Alzheimer's disease (AD) is the most common neurodegenerative disorder characterised by a progressive decline in cognitive function and memory loss, ultimately leading to death. It is expected to affect more than 135 million people worldwide by 2050. As of now, no cure has been found. Huanglianjiedu Tang (HLJDT, 黃連解毒湯), a famous traditional Chinese formula, is composed of four herbs, namely Rhizoma Coptidis (RC) (Huang Lian in Chinese), Radix Scutellariae (RS) (Huang Qin in Chinese), Cortex Phellodendri (CP) (Huang Bai in Chinese) and Fructus Gardeniae (FG) (Zhi Zi in Chinese). It has been clinically used to treat cerebral ischeamia, stroke, dementia, inflammation, tumor, etc. Apart from China, it has been used by the medical professionals in Japan.

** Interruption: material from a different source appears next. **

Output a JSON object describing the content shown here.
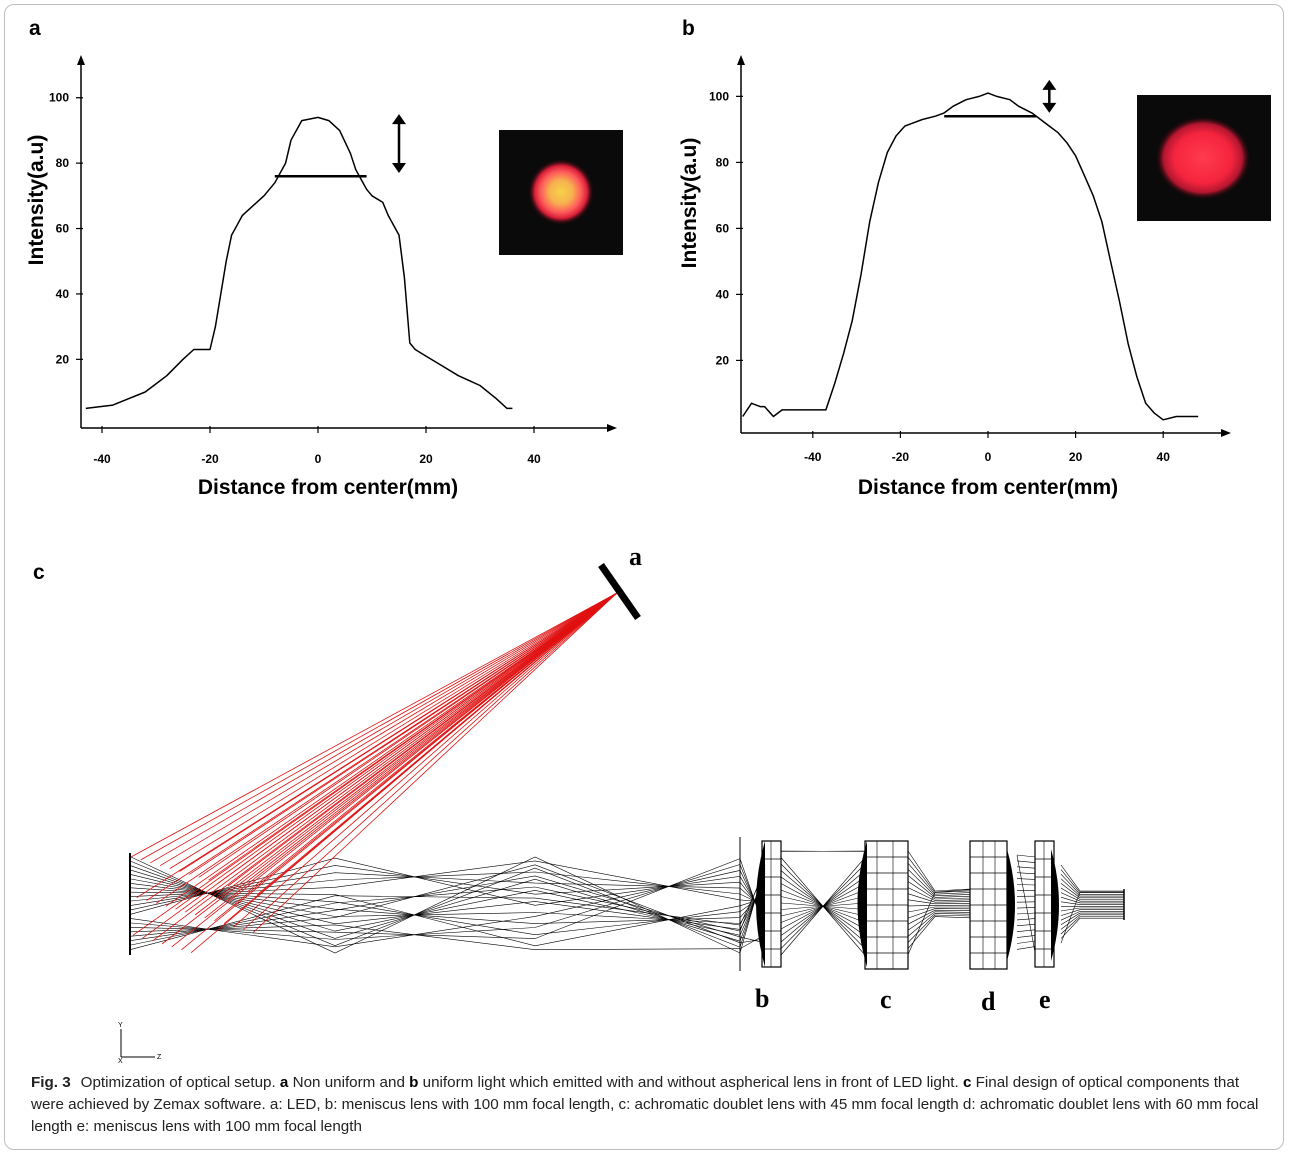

The present invention describes a modified formula of HLJDT (HLJDT-M) which has significant potent therapeutic and pharmacological effects on AD by improving the regulatory processing of amyloid- β protein precursor (APP). The HLJDT-M comprises RC, CP, and FG but excludes RS. Promoting the degradation of amyloid β-peptide (Aβ) and tau aggregates for both in-vitro and invivo tests, the enhanced formula can pass through the blood-brain barrier and clear the accumulation of these proteins. This novel formula treats the major root cause of AD with minimal side effect.

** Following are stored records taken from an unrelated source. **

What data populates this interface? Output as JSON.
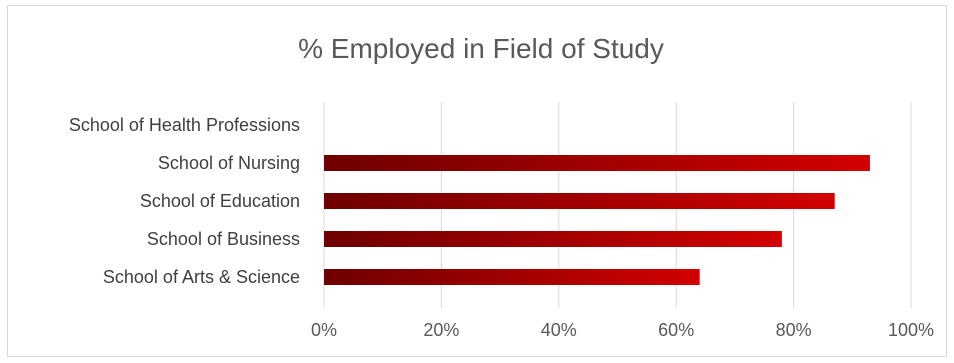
{
  "chart_data": {
    "type": "bar",
    "orientation": "horizontal",
    "title": "% Employed in Field of Study",
    "categories": [
      "School of Health Professions",
      "School of Nursing",
      "School of Education",
      "School of Business",
      "School of Arts & Science"
    ],
    "values": [
      null,
      93,
      87,
      78,
      64
    ],
    "xlim": [
      0,
      100
    ],
    "xticks": [
      "0%",
      "20%",
      "40%",
      "60%",
      "80%",
      "100%"
    ],
    "grid": true,
    "legend": "none",
    "colors": {
      "bar_start": "#6e0000",
      "bar_end": "#d20000",
      "gridline": "#d9d9d9",
      "border": "#d9d9d9"
    }
  }
}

The modified formulation is safe to be used as the original formulation has been used by the medical professionals in Japan and mainland China. In our animal's study, it has proved that the modified formulation has minimal side effect. Also, it has significant potent therapeutic and pharmacological effects on Alzheimer's disease.

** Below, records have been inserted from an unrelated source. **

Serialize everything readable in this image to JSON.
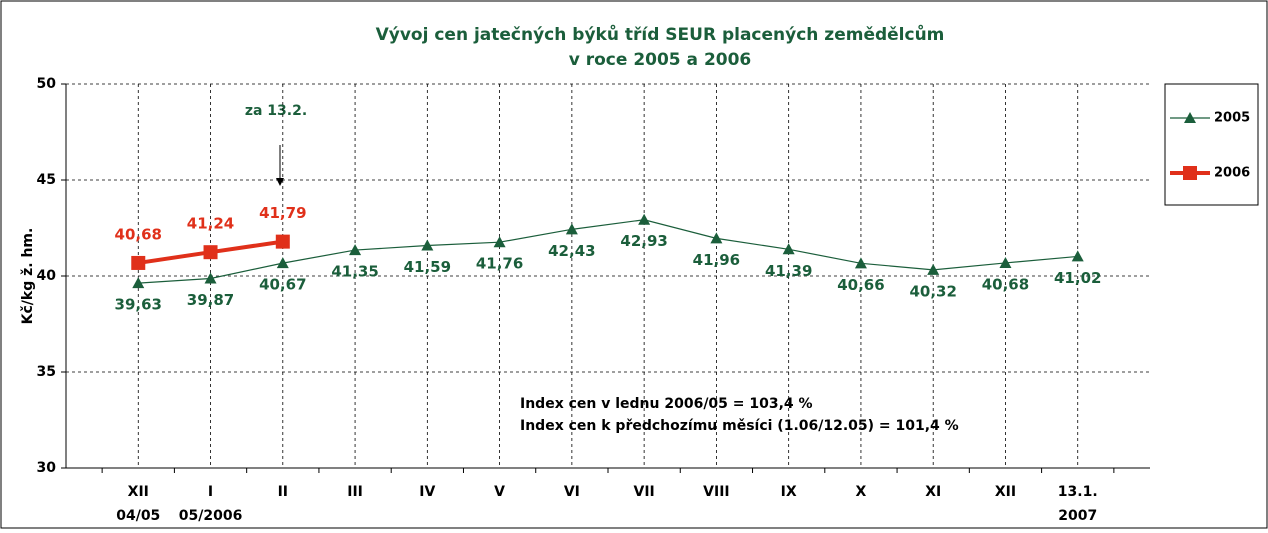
{
  "chart_data": {
    "type": "line",
    "title": [
      "Vývoj cen jatečných býků tříd SEUR placených zemědělcům",
      "v roce 2005 a 2006"
    ],
    "y_label": "Kč/kg ž. hm.",
    "categories": [
      [
        "XII",
        "04/05"
      ],
      [
        "I",
        "05/2006"
      ],
      [
        "II"
      ],
      [
        "III"
      ],
      [
        "IV"
      ],
      [
        "V"
      ],
      [
        "VI"
      ],
      [
        "VII"
      ],
      [
        "VIII"
      ],
      [
        "IX"
      ],
      [
        "X"
      ],
      [
        "XI"
      ],
      [
        "XII"
      ],
      [
        "13.1.",
        "2007"
      ]
    ],
    "series": [
      {
        "name": "2005",
        "color": "#1b5e3b",
        "marker": "triangle",
        "values": [
          39.63,
          39.87,
          40.67,
          41.35,
          41.59,
          41.76,
          42.43,
          42.93,
          41.96,
          41.39,
          40.66,
          40.32,
          40.68,
          41.02
        ],
        "value_labels": [
          "39,63",
          "39,87",
          "40,67",
          "41,35",
          "41,59",
          "41,76",
          "42,43",
          "42,93",
          "41,96",
          "41,39",
          "40,66",
          "40,32",
          "40,68",
          "41,02"
        ]
      },
      {
        "name": "2006",
        "color": "#e0301a",
        "marker": "square",
        "values": [
          40.68,
          41.24,
          41.79,
          null,
          null,
          null,
          null,
          null,
          null,
          null,
          null,
          null,
          null,
          null
        ],
        "value_labels": [
          "40,68",
          "41,24",
          "41,79",
          null,
          null,
          null,
          null,
          null,
          null,
          null,
          null,
          null,
          null,
          null
        ]
      }
    ],
    "ylim": [
      30,
      50
    ],
    "yticks": [
      30,
      35,
      40,
      45,
      50
    ],
    "grid": true,
    "legend": "right",
    "annotations": [
      "za 13.2.",
      "Index cen v lednu 2006/05 = 103,4 %",
      "Index cen k předchozímu měsíci (1.06/12.05) = 101,4 %"
    ]
  }
}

The novel formulation is a famous traditional Chinese medicine formula widely used in treating stroke and dementia. So, the formula is safe. The modified formulation is also safe to be used in pharmaceutical products for treating Alzheimer's disease. Besides, it can be used as health supplements for the purpose of neuroprotection.
The novel formulation provides a new solution to treat AD patients with minimal side effect.